Dad, loves his son, but is frustrated and wants Paul out of the house unless he is sober and holds a full-time job. Mom is upset with her son’s behavior, but concerned for Paul’s safety if she does not help him. She cannot bear to see her baby boy “in the streets.” Paul manipulatively threatens, “if you throw me out, I’ll likely get killed in the streets.” Angela loves her brother, but they rarely speak anymore. Mom and Dad have warred for years over Paul and what to do for him and with him. First Dad was supportive, but now he is intolerant and has begun to detach from the family. There is a constant state of tension, but silence in the home and the parents’ relationship has suffered significantly. Mom and Dad do not interact much, but if they do it is typically a verbal battle about Paul.
What should this family do? I know individuals who were asked (in a ‘Tough Love’ approach) to either accept help and enter a reputable treatment facility (such as Promises, Caron, or Treatment Solutions Network approved programs), or leave the family home immediately. That was just the beginning, but many are now happy and living amazing drug-free lives for several years. They credit their parents’ refusal to allow them to live in the family home unless they were sober (and some gainfully employed) as the key event that lead to their long-term recovery. Some were even required to take random drug screens as a condition to stay under their parents’ roof. These individuals would tell Mom and Dad to “Kick Paul out if he is not willing to enter an appropriate treatment facility OR immediately stop using, attend 12-Step Meetings, and have a full-time job in a week.”
But, is that really the appropriate solution for this scenario with Paul and his family? Will it work? It’s not that simple.
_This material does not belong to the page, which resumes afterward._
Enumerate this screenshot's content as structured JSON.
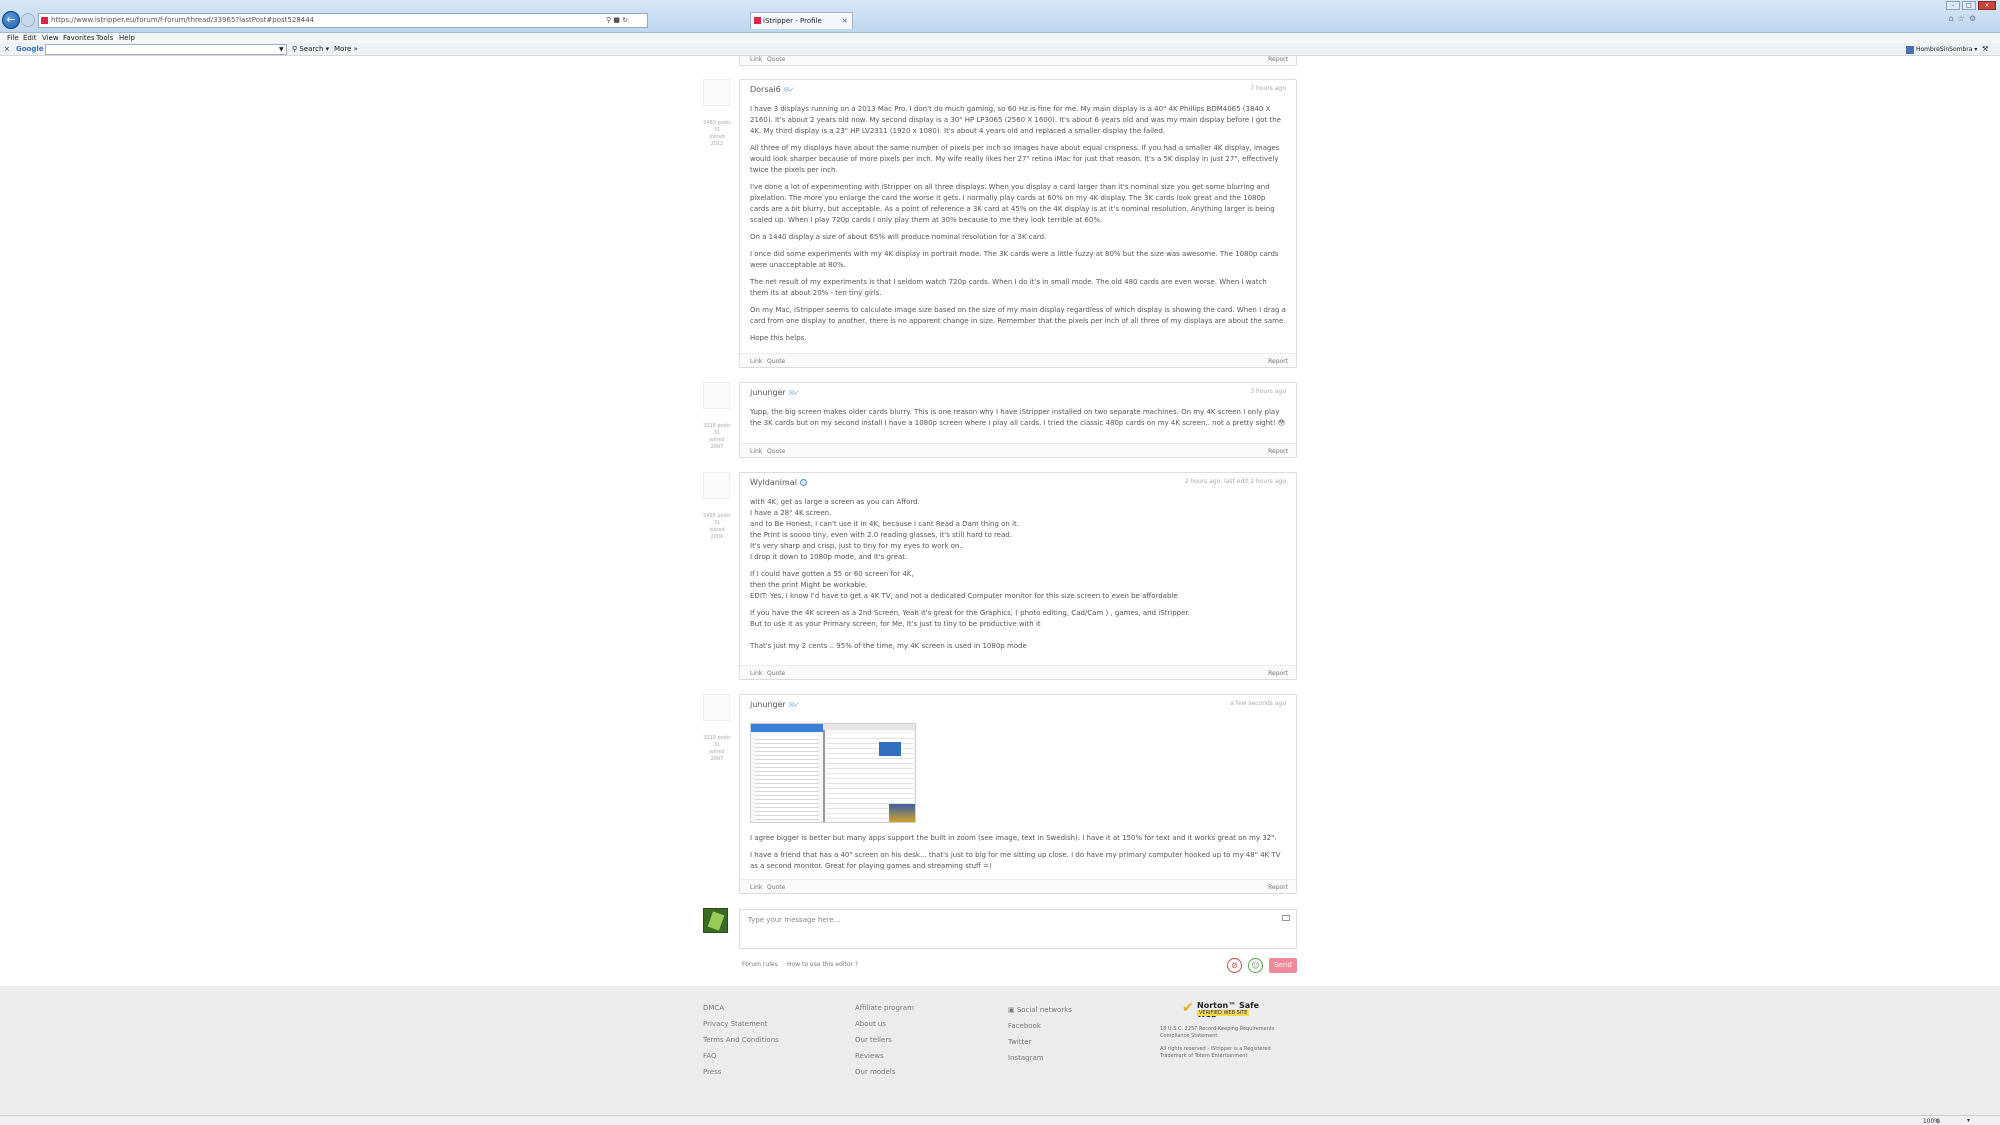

Addiction and mental illness are much more complex issues than they may appear. Honestly, if Paul could stop on his own, he likely would have long ago (there is very little fleeting pleasure at that stage of addiction). True, there are success stories with a rigid consequential approach, but this can also be a very dangerous approach for some individuals. Richard Rawson, associate director of UCLA Integrated Substance Abuse Programs claimed in a piece by ABC-News that coercive or confrontational approaches actually push the afflicted away from treatment.
Trust me, this could be an extremely complicated situation. What works for one individual or their family may not have the same result for Paul’s family (or yours for that matter). Let’s say that Paul was physically abused by his uncle (when Paul was 8-9 years-old). What if he had a physical handicap during adolescence and as a result he was ridiculed and teased by his peers? Either of these issues could change this situation significantly and may make Paul much more fragile than the family realizes.
These examples of underlying trauma are also likely to affect his ability to find long-term recovery. If they are not addressed, it is likely that Paul will struggle and repeat dysfunctional patterns. There is significant research that shows an extremely high percentage of addicted persons have also experienced some level of trauma (which may be an underlying issue propelling the addiction). At The Meadows, a facility that specializes in treating underlying causes of addiction such as trauma, they understand this reality. Sadly, many people, minimize the significance of how trauma can negatively affect treatment outcomes and long-term recovery efforts.
If you were Paul’s Mom, I would recommend that you engage a qualified objective professional who can assist in determining an appropriate treatment facility and executing a compassionate loving process to intervene on your son. A competent professional would suggest solutions for the entire family’s treatment, not just Paul. Granted, I’m biased, but LSA’s Pre-Treatment Solution is an ideal fit for this family’s situation.
There may be good reason to protect yourself and others in your home by asking an afflicted family member, who is acting dangerously, to leave. But, as mentioned, this is more complicated than many well-meaning lay-people realize. If you are going to embrace a ‘Tough Love’ stance, then please make sure you have professional guidance, that the family agrees as a group not to cave under manipulation, and become willing to accept the potential consequences of your ‘Tough Love’ approach.